Костюк встал с камня, набрал горсть земли и тихо, но твердо сказал:

— Вся наша земля вот тут у меня, в горсти. И дом мой, и дозорная тропа, понял? — И уже глухо, с тоской в голосе добавил: — Люблю я Ирку, вот оно что…

— А она?

— Глупая она, и все тут, — усмехнулся Костюк. — Пишет, что бессердечный я. У меня от этого ее письма голова кругом пошла.

— А ты посоветуйся с майором. Человек он душевный, рассудит, как надо. Чего пялишь глазенки? Если смолчишь, то я доложу…

В это время Костюка окликнул старшина заставы. Кряжистый, с проседью на висках, он стоял у железной бочки с водой и курил.

— Чего ты такой кислый? — спросил прапорщик. — Небось из-за жены? Ох, эти жены… Ты ее не балуй, — добавил он жестко.

Костюк нахмурился:

— Я слушаю вас, товарищ прапорщик.

Тот покачал головой:

— Не нравишься ты мне, Василий Павлович… Я что хочу сказать? Березу рыбаки не трогали. У них бригадир болен, и они уже неделю не выходят на речку. Я только ходил к ним.

У Костюка будто в груди что-то оборвалось. Он даже вздрогнул. Вмиг забылось и письмо жены, и ее колючие строчки.

— Глухой, что ли? — прапорщик сердито повел плечом. — Рыбаки березу не трогали. Уяснил?..

Но ефрейтор уже не слушал его. Он бегом бросился к начальнику заставы.

А майор, докурив папиросу, ходил по канцелярии взволнованный. Утром на сопредельной стороне видели двоих. Один был одет в черный плащ, в резиновых сапогах, другой — в черной куртке и серой фуражке. У поваленных бревен они о чем-то оживленно беседовали. Потом к ним подъехала машина, груженная хворостом.

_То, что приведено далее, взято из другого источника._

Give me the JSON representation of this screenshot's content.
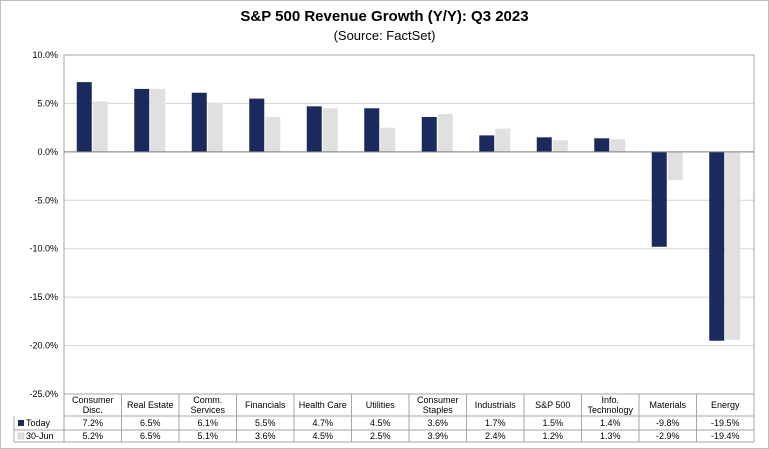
{
  "chart_data": {
    "type": "bar",
    "title": "S&P 500 Revenue Growth (Y/Y):  Q3 2023",
    "subtitle": "(Source: FactSet)",
    "categories": [
      [
        "Consumer",
        "Disc."
      ],
      [
        "Real Estate"
      ],
      [
        "Comm.",
        "Services"
      ],
      [
        "Financials"
      ],
      [
        "Health Care"
      ],
      [
        "Utilities"
      ],
      [
        "Consumer",
        "Staples"
      ],
      [
        "Industrials"
      ],
      [
        "S&P 500"
      ],
      [
        "Info.",
        "Technology"
      ],
      [
        "Materials"
      ],
      [
        "Energy"
      ]
    ],
    "series": [
      {
        "name": "Today",
        "color": "#1b2a5c",
        "values": [
          7.2,
          6.5,
          6.1,
          5.5,
          4.7,
          4.5,
          3.6,
          1.7,
          1.5,
          1.4,
          -9.8,
          -19.5
        ],
        "labels": [
          "7.2%",
          "6.5%",
          "6.1%",
          "5.5%",
          "4.7%",
          "4.5%",
          "3.6%",
          "1.7%",
          "1.5%",
          "1.4%",
          "-9.8%",
          "-19.5%"
        ]
      },
      {
        "name": "30-Jun",
        "color": "#e0e0e0",
        "values": [
          5.2,
          6.5,
          5.1,
          3.6,
          4.5,
          2.5,
          3.9,
          2.4,
          1.2,
          1.3,
          -2.9,
          -19.4
        ],
        "labels": [
          "5.2%",
          "6.5%",
          "5.1%",
          "3.6%",
          "4.5%",
          "2.5%",
          "3.9%",
          "2.4%",
          "1.2%",
          "1.3%",
          "-2.9%",
          "-19.4%"
        ]
      }
    ],
    "ylim": [
      -25,
      10
    ],
    "yticks": [
      10,
      5,
      0,
      -5,
      -10,
      -15,
      -20,
      -25
    ],
    "ytick_labels": [
      "10.0%",
      "5.0%",
      "0.0%",
      "-5.0%",
      "-10.0%",
      "-15.0%",
      "-20.0%",
      "-25.0%"
    ],
    "grid": true,
    "legend": "data-table"
  }
}
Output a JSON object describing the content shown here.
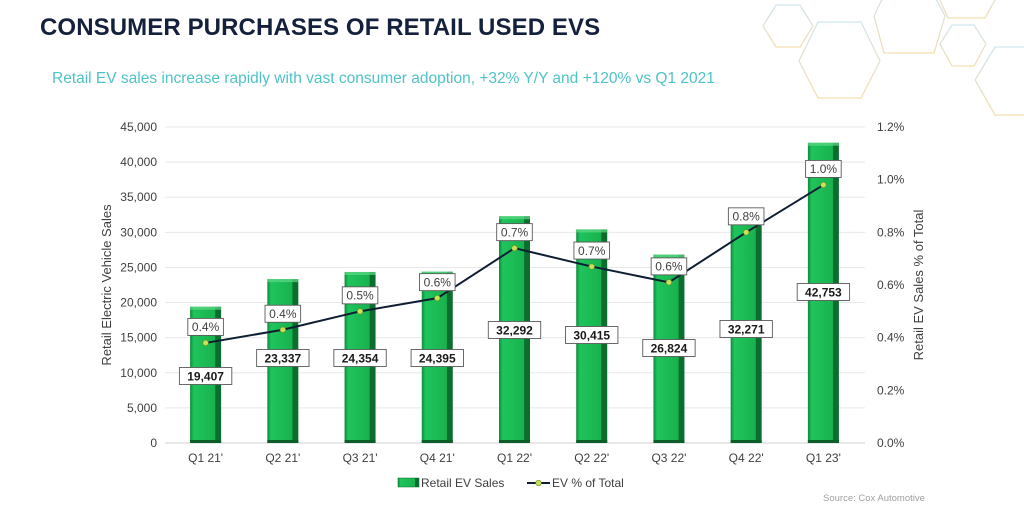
{
  "header": {
    "title": "CONSUMER PURCHASES OF RETAIL USED EVS",
    "subtitle": "Retail EV sales increase rapidly with vast consumer adoption, +32% Y/Y and +120% vs Q1 2021"
  },
  "footer": {
    "source": "Source: Cox Automotive"
  },
  "colors": {
    "title": "#14213d",
    "subtitle": "#4fc3c8",
    "bar": "#1db954",
    "bar_dark": "#0b7a34",
    "line": "#0f1e33",
    "marker": "#c8e05a"
  },
  "chart_data": {
    "type": "bar",
    "combo_with": "line",
    "title": "",
    "categories": [
      "Q1 21'",
      "Q2 21'",
      "Q3 21'",
      "Q4 21'",
      "Q1 22'",
      "Q2 22'",
      "Q3 22'",
      "Q4 22'",
      "Q1 23'"
    ],
    "series": [
      {
        "name": "Retail EV Sales",
        "type": "bar",
        "axis": "left",
        "values": [
          19407,
          23337,
          24354,
          24395,
          32292,
          30415,
          26824,
          32271,
          42753
        ],
        "labels": [
          "19,407",
          "23,337",
          "24,354",
          "24,395",
          "32,292",
          "30,415",
          "26,824",
          "32,271",
          "42,753"
        ]
      },
      {
        "name": "EV % of Total",
        "type": "line",
        "axis": "right",
        "values": [
          0.38,
          0.43,
          0.5,
          0.55,
          0.74,
          0.67,
          0.61,
          0.8,
          0.98
        ],
        "labels": [
          "0.4%",
          "0.4%",
          "0.5%",
          "0.6%",
          "0.7%",
          "0.7%",
          "0.6%",
          "0.8%",
          "1.0%"
        ]
      }
    ],
    "y_left": {
      "label": "Retail Electric Vehicle Sales",
      "lim": [
        0,
        45000
      ],
      "ticks": [
        "0",
        "5,000",
        "10,000",
        "15,000",
        "20,000",
        "25,000",
        "30,000",
        "35,000",
        "40,000",
        "45,000"
      ]
    },
    "y_right": {
      "label": "Retail EV Sales % of Total",
      "lim": [
        0,
        1.2
      ],
      "ticks": [
        "0.0%",
        "0.2%",
        "0.4%",
        "0.6%",
        "0.8%",
        "1.0%",
        "1.2%"
      ]
    },
    "xlabel": "",
    "grid": true,
    "legend": {
      "position": "bottom",
      "entries": [
        "Retail EV Sales",
        "EV % of Total"
      ]
    }
  }
}
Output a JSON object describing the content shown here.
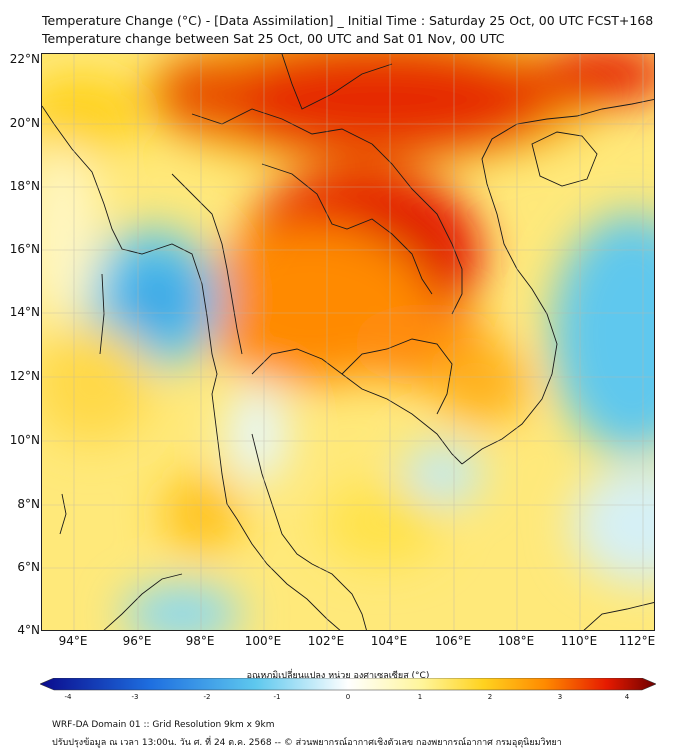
{
  "title": {
    "line1": "Temperature Change (°C) - [Data Assimilation] _ Initial Time : Saturday 25 Oct, 00 UTC FCST+168",
    "line2": "Temperature change between Sat 25 Oct, 00 UTC and Sat 01 Nov, 00 UTC"
  },
  "axes": {
    "lat_ticks": [
      "22°N",
      "20°N",
      "18°N",
      "16°N",
      "14°N",
      "12°N",
      "10°N",
      "8°N",
      "6°N",
      "4°N"
    ],
    "lon_ticks": [
      "94°E",
      "96°E",
      "98°E",
      "100°E",
      "102°E",
      "104°E",
      "106°E",
      "108°E",
      "110°E",
      "112°E"
    ]
  },
  "colorbar": {
    "label": "อุณหภูมิเปลี่ยนแปลง หน่วย องศาเซลเซียส (°C)",
    "ticks": [
      "-4",
      "-3",
      "-2",
      "-1",
      "0",
      "1",
      "2",
      "3",
      "4"
    ],
    "min": -4,
    "max": 4
  },
  "footer": {
    "line1": "WRF-DA Domain 01 :: Grid Resolution 9km x 9km",
    "line2": "ปรับปรุงข้อมูล ณ เวลา 13:00น. วัน ศ. ที่ 24 ต.ค. 2568 -- © ส่วนพยากรณ์อากาศเชิงตัวเลข กองพยากรณ์อากาศ กรมอุตุนิยมวิทยา"
  },
  "colors": {
    "neg_deep": "#0a0a8c",
    "neg_mid": "#1e6fe0",
    "neg_light": "#5ec8ee",
    "zero": "#ffffff",
    "pos_light": "#fff59a",
    "pos_mid": "#ffd21f",
    "pos_warm": "#ff8a00",
    "pos_hot": "#e61a00",
    "pos_deep": "#6e0000"
  }
}
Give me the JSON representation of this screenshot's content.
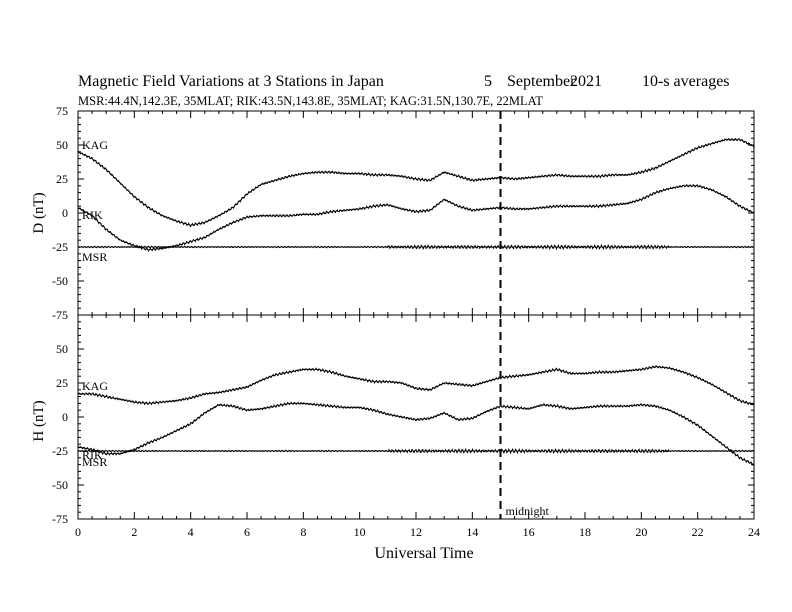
{
  "header": {
    "title": "Magnetic Field Variations at 3 Stations in Japan",
    "day": "5",
    "month": "September",
    "year": "2021",
    "averaging": "10-s averages",
    "stations_line": "MSR:44.4N,142.3E, 35MLAT;  RIK:43.5N,143.8E, 35MLAT;  KAG:31.5N,130.7E, 22MLAT"
  },
  "chart_data": [
    {
      "type": "line",
      "panel": "top",
      "ylabel": "D (nT)",
      "ylim": [
        -75,
        75
      ],
      "yticks": [
        75,
        50,
        25,
        0,
        -25,
        -50,
        -75
      ],
      "xlim": [
        0,
        24
      ],
      "grid": false,
      "series": [
        {
          "name": "KAG",
          "x": [
            0,
            0.5,
            1,
            1.5,
            2,
            2.5,
            3,
            3.5,
            4,
            4.5,
            5,
            5.5,
            6,
            6.5,
            7,
            7.5,
            8,
            8.5,
            9,
            9.5,
            10,
            10.5,
            11,
            11.5,
            12,
            12.5,
            13,
            13.5,
            14,
            14.5,
            15,
            15.5,
            16,
            16.5,
            17,
            17.5,
            18,
            18.5,
            19,
            19.5,
            20,
            20.5,
            21,
            21.5,
            22,
            22.5,
            23,
            23.5,
            24
          ],
          "values": [
            45,
            40,
            32,
            22,
            12,
            4,
            -2,
            -6,
            -9,
            -7,
            -2,
            4,
            14,
            21,
            24,
            27,
            29,
            30,
            30,
            29,
            29,
            28,
            28,
            27,
            25,
            24,
            30,
            27,
            24,
            25,
            26,
            25,
            26,
            27,
            28,
            27,
            27,
            27,
            28,
            28,
            30,
            33,
            38,
            43,
            48,
            51,
            54,
            54,
            49
          ]
        },
        {
          "name": "RIK",
          "x": [
            0,
            0.5,
            1,
            1.5,
            2,
            2.5,
            3,
            3.5,
            4,
            4.5,
            5,
            5.5,
            6,
            6.5,
            7,
            7.5,
            8,
            8.5,
            9,
            9.5,
            10,
            10.5,
            11,
            11.5,
            12,
            12.5,
            13,
            13.5,
            14,
            14.5,
            15,
            15.5,
            16,
            16.5,
            17,
            17.5,
            18,
            18.5,
            19,
            19.5,
            20,
            20.5,
            21,
            21.5,
            22,
            22.5,
            23,
            23.5,
            24
          ],
          "values": [
            4,
            -2,
            -12,
            -20,
            -24,
            -27,
            -26,
            -24,
            -21,
            -18,
            -12,
            -7,
            -3,
            -2,
            -2,
            -2,
            -1,
            -1,
            1,
            2,
            3,
            5,
            6,
            3,
            1,
            2,
            10,
            5,
            2,
            3,
            4,
            3,
            3,
            4,
            5,
            5,
            5,
            5,
            6,
            7,
            10,
            15,
            18,
            20,
            20,
            17,
            12,
            5,
            0
          ]
        },
        {
          "name": "MSR",
          "x": [
            0,
            24
          ],
          "values": [
            -25,
            -25
          ]
        }
      ]
    },
    {
      "type": "line",
      "panel": "bottom",
      "ylabel": "H (nT)",
      "ylim": [
        -75,
        75
      ],
      "yticks": [
        50,
        25,
        0,
        -25,
        -50,
        -75
      ],
      "xlim": [
        0,
        24
      ],
      "xlabel": "Universal Time",
      "xticks": [
        0,
        2,
        4,
        6,
        8,
        10,
        12,
        14,
        16,
        18,
        20,
        22,
        24
      ],
      "grid": false,
      "series": [
        {
          "name": "KAG",
          "x": [
            0,
            0.5,
            1,
            1.5,
            2,
            2.5,
            3,
            3.5,
            4,
            4.5,
            5,
            5.5,
            6,
            6.5,
            7,
            7.5,
            8,
            8.5,
            9,
            9.5,
            10,
            10.5,
            11,
            11.5,
            12,
            12.5,
            13,
            13.5,
            14,
            14.5,
            15,
            15.5,
            16,
            16.5,
            17,
            17.5,
            18,
            18.5,
            19,
            19.5,
            20,
            20.5,
            21,
            21.5,
            22,
            22.5,
            23,
            23.5,
            24
          ],
          "values": [
            17,
            17,
            15,
            13,
            11,
            10,
            11,
            12,
            14,
            17,
            18,
            20,
            22,
            27,
            31,
            33,
            35,
            35,
            33,
            30,
            28,
            26,
            26,
            25,
            21,
            20,
            25,
            24,
            23,
            26,
            29,
            30,
            31,
            33,
            35,
            32,
            32,
            33,
            33,
            34,
            35,
            37,
            36,
            33,
            29,
            24,
            18,
            12,
            9
          ]
        },
        {
          "name": "RIK",
          "x": [
            0,
            0.5,
            1,
            1.5,
            2,
            2.5,
            3,
            3.5,
            4,
            4.5,
            5,
            5.5,
            6,
            6.5,
            7,
            7.5,
            8,
            8.5,
            9,
            9.5,
            10,
            10.5,
            11,
            11.5,
            12,
            12.5,
            13,
            13.5,
            14,
            14.5,
            15,
            15.5,
            16,
            16.5,
            17,
            17.5,
            18,
            18.5,
            19,
            19.5,
            20,
            20.5,
            21,
            21.5,
            22,
            22.5,
            23,
            23.5,
            24
          ],
          "values": [
            -22,
            -24,
            -27,
            -27,
            -24,
            -19,
            -15,
            -10,
            -5,
            3,
            9,
            8,
            5,
            6,
            8,
            10,
            10,
            9,
            8,
            7,
            7,
            5,
            2,
            0,
            -2,
            -1,
            3,
            -2,
            -1,
            4,
            8,
            7,
            6,
            9,
            8,
            6,
            7,
            8,
            8,
            8,
            9,
            8,
            5,
            0,
            -6,
            -14,
            -22,
            -30,
            -35
          ]
        },
        {
          "name": "MSR",
          "x": [
            0,
            24
          ],
          "values": [
            -25,
            -25
          ]
        }
      ]
    }
  ],
  "annotations": {
    "midnight_label": "midnight",
    "midnight_x": 15
  }
}
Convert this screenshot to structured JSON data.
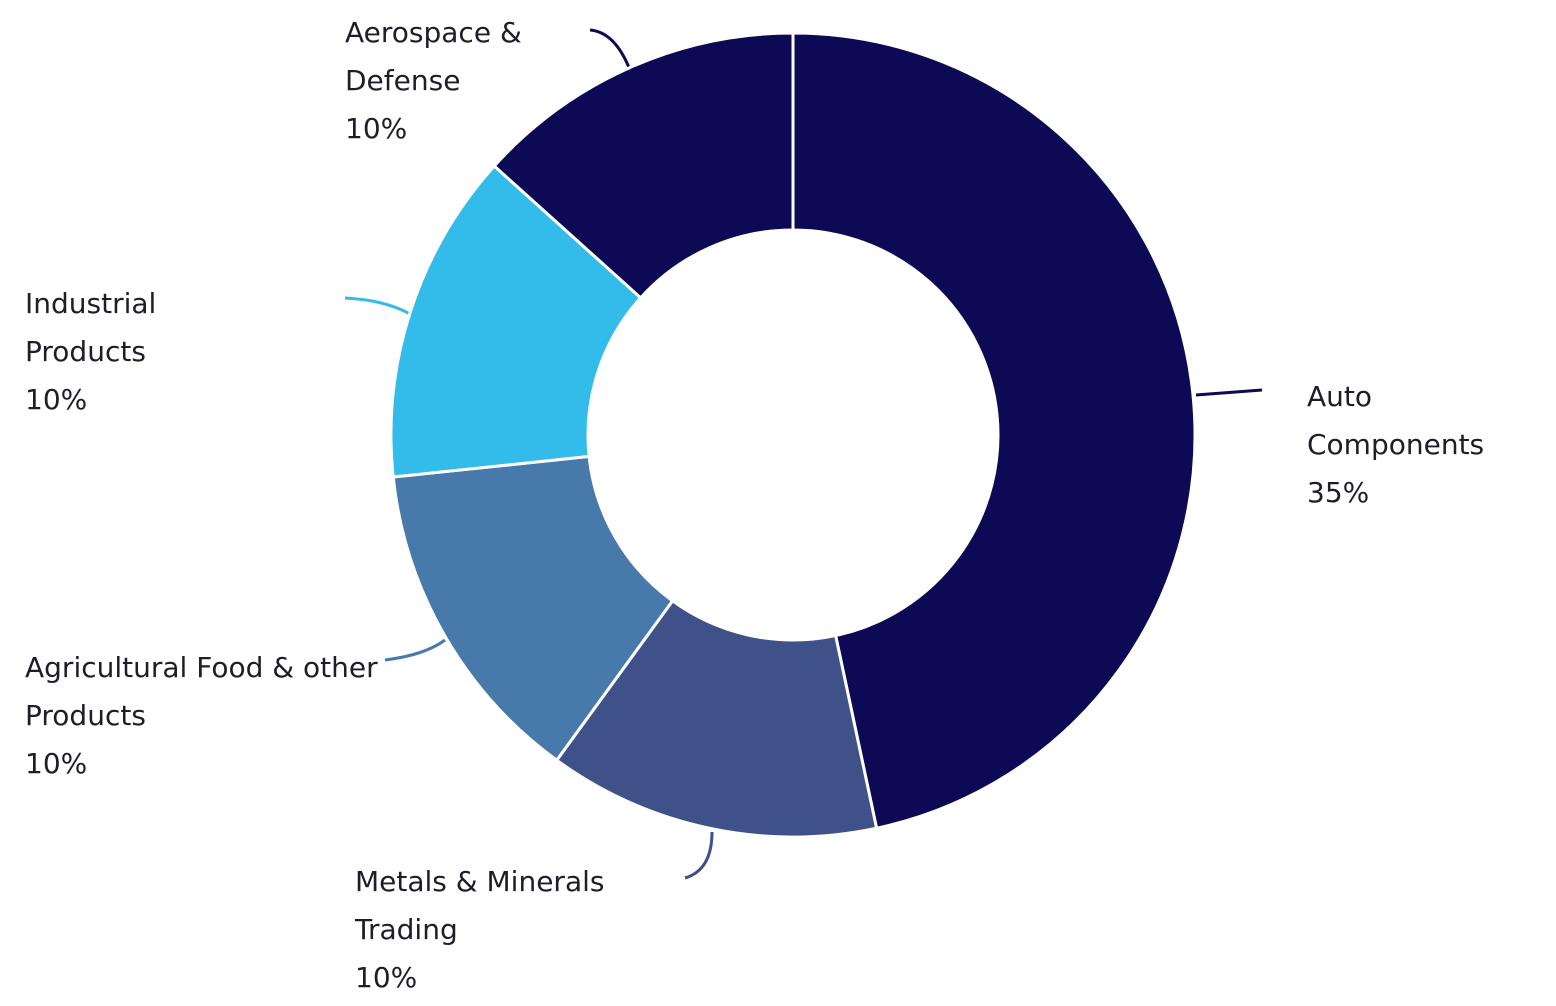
{
  "chart_data": {
    "type": "donut",
    "categories": [
      "Auto Components",
      "Metals & Minerals Trading",
      "Agricultural Food & other Products",
      "Industrial Products",
      "Aerospace & Defense"
    ],
    "values": [
      35,
      10,
      10,
      10,
      10
    ],
    "value_labels": [
      "35%",
      "10%",
      "10%",
      "10%",
      "10%"
    ],
    "colors": [
      "#0d0a55",
      "#3e5189",
      "#477aab",
      "#33bce9",
      "#0d0a55"
    ]
  }
}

— Это не лесорубы, я их разглядел в бинокль, — докладывал ефрейтор Костюк, вернувшись из «секрета». — А какого хвороста они набрали? Мокрый, гнилой наполовину. Не нужен он им, так набрали, для отвода глаз.

Майор подошел к стене, на которой висела схема участка заставы, и стал разглядывать то место, где работали лесорубы. Казалось, никогда еще Марков не был так озадачен, как в этот раз.

В дверь постучали. На пороге вырос ефрейтор. Он раскраснелся, тяжело дышал. Одним духом выпалил:

— Беда, товарищ майор… — И добавил: — Я виноват…

— Что случилось?

— Беда, товарищ майор. И как я сразу не сообразил… — он снова глотнул воздух. — Час назад я доложил вам, что на участке все спокойно. А выходит, вовсе не спокойно… Обманул я вас… Березу помните, ну, ту, что у Черного камня? Над самой водой растет.

— Помню.

— Береза-то целая, а вот одной веточки на ней не хватает. Их было десять, сам считал, а теперь стало девять. Вначале подумал, что ветку сломали рыбаки, когда вытаскивали сеть на берег. А прапорщик сказал, что уже неделю в том месте не ловят рыбу, бригадир заболел.

— Странно… — Марков резко встал, нажал кнопку дежурного по заставе и, когда услышал его голос, приказал: — Тревожную группу — в машину!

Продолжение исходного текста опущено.